I do understand the Biden campaign’s hesitancy to play into Trump’s charge that this is politically motivated, but you can’t wax poetic about democracy and justice and blah blah blah, then turn around and largely ignore 34 guilty verdicts from a jury that included a juror who only got their news from Truth freaking Social. As the president is fond of saying, come on, man.

Regardless of whether the Biden campaign wants to prosecute Trump in the court of public opinion, this will hurt Trump with some voters who do look at the verdict itself as a turning point. In an election with razor-thin margins, where Trump is slightly polling ahead in swing states while his Senate candidates are behind their Democratic counterparts, both historically unpopular candidates need to scrounge up as many votes as they can get.

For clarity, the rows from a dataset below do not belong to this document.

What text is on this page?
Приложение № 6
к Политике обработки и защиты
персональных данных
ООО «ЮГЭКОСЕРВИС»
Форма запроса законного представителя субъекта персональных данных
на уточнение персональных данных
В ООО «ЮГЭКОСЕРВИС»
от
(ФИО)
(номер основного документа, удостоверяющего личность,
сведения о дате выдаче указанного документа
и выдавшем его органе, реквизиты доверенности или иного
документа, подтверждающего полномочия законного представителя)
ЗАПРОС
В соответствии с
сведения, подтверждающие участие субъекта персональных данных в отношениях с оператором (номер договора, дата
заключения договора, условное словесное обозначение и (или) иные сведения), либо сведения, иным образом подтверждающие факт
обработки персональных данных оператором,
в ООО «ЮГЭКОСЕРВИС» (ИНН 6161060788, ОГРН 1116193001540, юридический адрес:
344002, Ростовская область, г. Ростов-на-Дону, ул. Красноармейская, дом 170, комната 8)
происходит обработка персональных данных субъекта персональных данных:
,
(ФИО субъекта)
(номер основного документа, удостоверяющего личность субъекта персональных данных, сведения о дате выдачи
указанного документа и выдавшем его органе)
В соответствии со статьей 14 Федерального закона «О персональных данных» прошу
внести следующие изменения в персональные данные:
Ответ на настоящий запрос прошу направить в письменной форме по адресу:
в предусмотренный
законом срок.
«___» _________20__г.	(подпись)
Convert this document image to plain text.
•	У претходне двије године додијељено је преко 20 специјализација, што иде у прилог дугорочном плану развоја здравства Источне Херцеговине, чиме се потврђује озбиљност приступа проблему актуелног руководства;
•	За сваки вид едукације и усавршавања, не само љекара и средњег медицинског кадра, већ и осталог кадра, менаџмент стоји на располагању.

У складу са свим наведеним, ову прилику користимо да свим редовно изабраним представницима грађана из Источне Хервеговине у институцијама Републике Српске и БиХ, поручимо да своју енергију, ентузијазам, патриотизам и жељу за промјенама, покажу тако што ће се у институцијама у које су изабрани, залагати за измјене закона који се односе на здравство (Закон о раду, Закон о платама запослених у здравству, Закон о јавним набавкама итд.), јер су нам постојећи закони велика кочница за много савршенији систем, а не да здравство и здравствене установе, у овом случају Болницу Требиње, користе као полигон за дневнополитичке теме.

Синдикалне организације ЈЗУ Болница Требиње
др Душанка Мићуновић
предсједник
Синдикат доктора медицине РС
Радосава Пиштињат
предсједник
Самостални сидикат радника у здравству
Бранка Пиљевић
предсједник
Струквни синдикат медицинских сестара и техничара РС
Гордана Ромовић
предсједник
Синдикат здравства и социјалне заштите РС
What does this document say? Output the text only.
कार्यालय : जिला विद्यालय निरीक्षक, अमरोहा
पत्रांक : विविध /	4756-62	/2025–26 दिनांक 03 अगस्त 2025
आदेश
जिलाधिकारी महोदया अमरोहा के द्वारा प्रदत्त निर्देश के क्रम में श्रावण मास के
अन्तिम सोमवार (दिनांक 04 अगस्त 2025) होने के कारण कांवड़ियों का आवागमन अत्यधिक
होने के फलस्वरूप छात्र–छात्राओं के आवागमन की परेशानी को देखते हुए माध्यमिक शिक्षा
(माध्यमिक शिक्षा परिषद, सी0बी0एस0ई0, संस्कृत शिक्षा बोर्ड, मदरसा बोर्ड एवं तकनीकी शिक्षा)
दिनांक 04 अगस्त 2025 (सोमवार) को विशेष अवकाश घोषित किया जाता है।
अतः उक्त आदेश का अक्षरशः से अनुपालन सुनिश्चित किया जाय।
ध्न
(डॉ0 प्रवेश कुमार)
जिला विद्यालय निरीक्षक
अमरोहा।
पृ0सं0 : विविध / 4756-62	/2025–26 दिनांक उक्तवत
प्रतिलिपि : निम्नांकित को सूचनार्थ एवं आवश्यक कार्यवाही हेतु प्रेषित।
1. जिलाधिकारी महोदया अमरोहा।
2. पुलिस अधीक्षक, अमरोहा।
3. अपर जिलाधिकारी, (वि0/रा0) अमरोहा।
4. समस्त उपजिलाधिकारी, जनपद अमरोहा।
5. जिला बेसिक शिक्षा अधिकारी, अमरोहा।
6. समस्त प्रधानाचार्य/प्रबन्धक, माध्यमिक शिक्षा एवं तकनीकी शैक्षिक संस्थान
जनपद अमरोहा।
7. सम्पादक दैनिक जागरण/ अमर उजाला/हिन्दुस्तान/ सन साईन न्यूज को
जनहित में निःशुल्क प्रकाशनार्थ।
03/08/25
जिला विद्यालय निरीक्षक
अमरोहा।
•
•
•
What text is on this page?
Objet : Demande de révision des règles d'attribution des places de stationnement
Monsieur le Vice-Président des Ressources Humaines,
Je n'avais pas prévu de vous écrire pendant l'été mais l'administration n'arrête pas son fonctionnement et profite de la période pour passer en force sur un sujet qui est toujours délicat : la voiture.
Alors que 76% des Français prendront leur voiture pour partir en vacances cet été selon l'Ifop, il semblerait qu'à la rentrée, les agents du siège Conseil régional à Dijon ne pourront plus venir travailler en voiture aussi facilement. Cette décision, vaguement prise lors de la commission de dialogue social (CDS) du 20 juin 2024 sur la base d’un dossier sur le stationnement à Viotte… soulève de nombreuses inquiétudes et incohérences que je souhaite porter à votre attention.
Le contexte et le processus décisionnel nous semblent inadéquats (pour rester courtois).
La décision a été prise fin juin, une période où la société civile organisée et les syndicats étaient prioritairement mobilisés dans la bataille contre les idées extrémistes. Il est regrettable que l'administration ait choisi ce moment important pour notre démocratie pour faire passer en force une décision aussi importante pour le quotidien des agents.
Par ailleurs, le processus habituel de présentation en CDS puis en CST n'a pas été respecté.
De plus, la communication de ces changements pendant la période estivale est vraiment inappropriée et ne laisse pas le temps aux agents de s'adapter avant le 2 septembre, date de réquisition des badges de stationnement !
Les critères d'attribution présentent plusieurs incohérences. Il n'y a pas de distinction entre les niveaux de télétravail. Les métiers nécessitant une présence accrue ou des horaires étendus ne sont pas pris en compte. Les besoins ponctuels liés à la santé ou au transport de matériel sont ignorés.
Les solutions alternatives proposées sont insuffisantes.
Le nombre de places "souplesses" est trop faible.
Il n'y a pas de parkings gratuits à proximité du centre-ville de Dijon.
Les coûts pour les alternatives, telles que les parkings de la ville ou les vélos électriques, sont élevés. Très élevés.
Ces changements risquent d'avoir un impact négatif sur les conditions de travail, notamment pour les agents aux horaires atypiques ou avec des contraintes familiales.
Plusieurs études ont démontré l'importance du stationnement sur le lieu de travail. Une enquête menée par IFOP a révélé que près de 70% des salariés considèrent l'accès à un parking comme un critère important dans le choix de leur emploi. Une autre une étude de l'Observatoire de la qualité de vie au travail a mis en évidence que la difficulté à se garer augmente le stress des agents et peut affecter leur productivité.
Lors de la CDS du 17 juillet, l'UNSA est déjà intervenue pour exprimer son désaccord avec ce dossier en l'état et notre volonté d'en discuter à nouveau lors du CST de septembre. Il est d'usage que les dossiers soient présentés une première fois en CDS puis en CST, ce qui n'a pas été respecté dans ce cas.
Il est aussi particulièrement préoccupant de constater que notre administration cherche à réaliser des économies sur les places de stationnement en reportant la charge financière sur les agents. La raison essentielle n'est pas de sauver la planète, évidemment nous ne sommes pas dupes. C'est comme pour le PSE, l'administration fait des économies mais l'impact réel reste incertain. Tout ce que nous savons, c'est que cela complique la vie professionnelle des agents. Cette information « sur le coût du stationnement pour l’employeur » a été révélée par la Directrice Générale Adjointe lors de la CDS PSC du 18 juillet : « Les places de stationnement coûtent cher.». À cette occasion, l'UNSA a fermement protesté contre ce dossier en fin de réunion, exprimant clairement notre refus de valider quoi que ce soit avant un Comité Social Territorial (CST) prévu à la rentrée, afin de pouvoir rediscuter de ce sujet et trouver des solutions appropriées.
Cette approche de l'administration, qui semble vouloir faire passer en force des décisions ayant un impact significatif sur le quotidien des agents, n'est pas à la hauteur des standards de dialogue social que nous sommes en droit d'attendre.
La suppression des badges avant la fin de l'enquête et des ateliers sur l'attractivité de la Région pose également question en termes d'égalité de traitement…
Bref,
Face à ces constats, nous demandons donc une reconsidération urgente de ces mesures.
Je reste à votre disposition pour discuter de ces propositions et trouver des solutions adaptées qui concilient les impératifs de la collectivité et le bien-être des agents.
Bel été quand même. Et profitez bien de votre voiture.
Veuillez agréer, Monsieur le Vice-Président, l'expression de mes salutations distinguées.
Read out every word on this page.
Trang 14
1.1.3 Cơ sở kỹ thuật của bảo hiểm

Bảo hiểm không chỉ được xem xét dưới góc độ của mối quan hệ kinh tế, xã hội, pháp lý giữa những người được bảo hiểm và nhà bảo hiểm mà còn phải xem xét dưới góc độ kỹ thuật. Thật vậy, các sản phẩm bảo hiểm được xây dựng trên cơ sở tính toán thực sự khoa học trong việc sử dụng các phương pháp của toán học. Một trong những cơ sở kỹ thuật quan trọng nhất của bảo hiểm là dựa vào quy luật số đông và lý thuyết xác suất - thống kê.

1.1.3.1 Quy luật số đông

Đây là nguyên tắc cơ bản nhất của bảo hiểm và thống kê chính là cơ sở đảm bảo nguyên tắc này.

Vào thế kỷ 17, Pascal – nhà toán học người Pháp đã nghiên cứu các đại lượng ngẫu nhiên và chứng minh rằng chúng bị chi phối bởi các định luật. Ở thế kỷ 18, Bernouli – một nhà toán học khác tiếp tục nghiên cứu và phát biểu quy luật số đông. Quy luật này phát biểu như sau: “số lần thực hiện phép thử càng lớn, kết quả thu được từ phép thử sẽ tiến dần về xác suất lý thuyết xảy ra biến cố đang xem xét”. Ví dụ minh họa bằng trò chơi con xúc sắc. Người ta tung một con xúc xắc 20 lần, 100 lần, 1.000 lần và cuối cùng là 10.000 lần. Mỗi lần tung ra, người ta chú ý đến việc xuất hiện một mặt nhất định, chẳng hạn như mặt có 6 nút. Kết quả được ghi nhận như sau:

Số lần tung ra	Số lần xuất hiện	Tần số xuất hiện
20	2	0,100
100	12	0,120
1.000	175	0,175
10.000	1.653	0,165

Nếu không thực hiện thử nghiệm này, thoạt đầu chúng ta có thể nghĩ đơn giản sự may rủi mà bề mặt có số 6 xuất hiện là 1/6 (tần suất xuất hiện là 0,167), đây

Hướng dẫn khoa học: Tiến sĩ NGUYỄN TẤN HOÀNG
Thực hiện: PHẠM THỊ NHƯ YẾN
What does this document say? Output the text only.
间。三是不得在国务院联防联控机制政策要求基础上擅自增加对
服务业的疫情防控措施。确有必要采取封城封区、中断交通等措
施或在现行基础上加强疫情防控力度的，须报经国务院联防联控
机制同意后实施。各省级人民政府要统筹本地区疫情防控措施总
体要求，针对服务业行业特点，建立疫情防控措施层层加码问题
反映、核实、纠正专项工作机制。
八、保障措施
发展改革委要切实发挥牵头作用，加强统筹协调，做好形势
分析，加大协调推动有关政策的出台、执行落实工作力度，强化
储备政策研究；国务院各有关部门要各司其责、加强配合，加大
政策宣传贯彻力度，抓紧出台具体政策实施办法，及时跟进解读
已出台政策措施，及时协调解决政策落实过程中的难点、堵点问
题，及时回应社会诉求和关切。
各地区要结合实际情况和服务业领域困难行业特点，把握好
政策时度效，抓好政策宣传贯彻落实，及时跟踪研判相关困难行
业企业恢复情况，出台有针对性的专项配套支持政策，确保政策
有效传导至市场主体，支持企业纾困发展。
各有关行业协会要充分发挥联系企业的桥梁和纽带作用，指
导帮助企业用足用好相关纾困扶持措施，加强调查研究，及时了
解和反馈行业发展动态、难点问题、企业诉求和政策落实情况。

Dave Wasserman of Cook Political Report detailed this dynamic for the former president, highlighting how Joe Biden actually leads by four points among the most reliable voters, but trails Trump by ten points among low to mid-engagement voters. The New York Times/Siena poll found this occurrence too, as Nate Cohn noted that:

President Biden has actually led the last three Times/Siena national polls among those who voted in the 2020 election, even as he has trailed among registered voters overall. And looking back over the last few years, almost all of Mr. Trump’s gains have come from these less engaged voters.

The influence of low-turnout voters in this election makes it very tricky for pollsters to model. Whether or not it rains on election day is a better indicator of whether a lot of these voters will show up to the polls than anything we can come up with now, so who they support may be immaterial to the outcome anyway.

It’s a popular talking point by partisans on the left and right that polls are unreliable and just plain wrong, but that notion is empirically untrue. The fact of the matter is that polls since 2016 have overestimated Democratic turnout in general elections, but were “historically accurate” during the midterms in 2018 and 2022.

The root of this belief is that a lot of people adjusted their baseline expectations to the outlier Obama era where polling was extremely accurate, and now we are returning to a historical norm with more uncertainty baked into polling. We’re also in the middle of a political realignment which began in 2008 and got turbocharged in 2016. Polling is really hard these days.

If the Reuters/Ipsos poll is correct, Trump lost 13% of his support yesterday, and Joe Biden should win easily. Even if that real figure in the wake of Trump’s guilty verdict is more like 1.3%, that would still be enough to influence the tiny margins in swing states. Only time will tell, and the sole poll that matters is five-plus months out, but ol Donny may have found his toughest jam to wriggle out of yet.